The articles leave the impression that I have won. I have overcome. I trust. And everything has settled down. But that is far from the truth. My life was a mess at that moment. I was pursuing my Ph.D. at Westminster, living alone in a one-room studio in Ambler, PA, and making some terrible personal choices. Those choices were the outworkings of my anger and rebellion. Even now shame and guilt surge forward when I think about it even though I know those moments are long forgiven and erased from the heart of God.
What the articles lack–and what I lacked in my life at that time–was a deep sense of lament. I had not learned to lament. I did not know what faithful lament was. I did not know I could be angry with God, even complain and question and doubt, and yet at the same time remain faithful and beloved. I did not learn that (as much as I could “learn” it then) till the summer of 1981 when a friend turned my attention to the Psalms and then Job.
My approach to Job in these articles is about faith and the divine compliment. I had not processed the material between Job 1-2 and Job 42; it was not part of my world. I only “theologized” about sovereignty, the trial of Job, the faith of Job (“Blessed be the name of the Lord”) and God’s “reward.” The laments, bitterness, complaint and horror of Job’s experience had not yet connected with my own. Job 3-41 was terra incognita.
My articles in 1981 are heroic and triumphalistic. They contain much that I still believe, but they are only true if balanced with Psalmist and Jobian laments. They are only true if we excise the arrogance and presumption. They are only true if we remove the detachment and place those truths in the world of lamenters–those who deely feel the injustice of life and the seeming abandonment by their God. Job and Psalms became my Bible after I discovered their laments.
But I give myself a break here (though I find that difficult to do at times). I did not know the laments; I had not experienced the laments of Scripture. I had not learned to pray Scripture. I did not know how to grieve, and in some ways I have only learned to truly grieve in the last year (if even now). I only knew how to project my heroism; and I played it well. I give myself credit for that.
So, as Don commented yesterday, we need the combination of learning (theology) and suffering. I only see theology in these articles, but I knew the suffering was present in my heart. Now I–and at points in the past I have to some degree–intend to “do” theology with the honesty of a suffering heart. That is part of what I have done on this blog in the past year.

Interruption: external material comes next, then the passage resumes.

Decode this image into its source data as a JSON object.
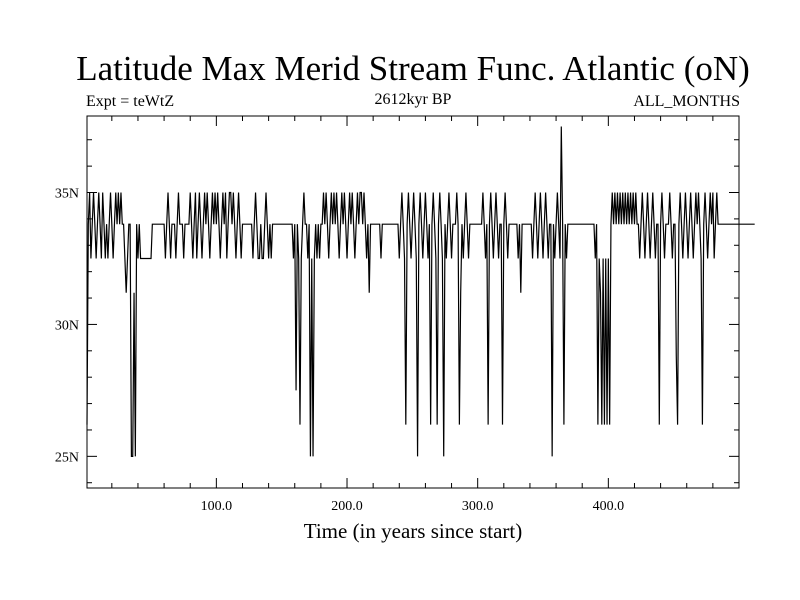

That is what is lacking in those articles. I did not know how to do that then; I did not know what to do with it. The articles are good as far as they go, but they are too detached to resonate with hearts that are angry, grieving and abandoned. Those articles did not tell the full story of my heart in 1981.
They need a significant dose of biblical lament. We all need that and let us not deny it to those who feel lament; let us give the hurting full opportunity to speak their hurt even if our ears burn and our theologies are offended.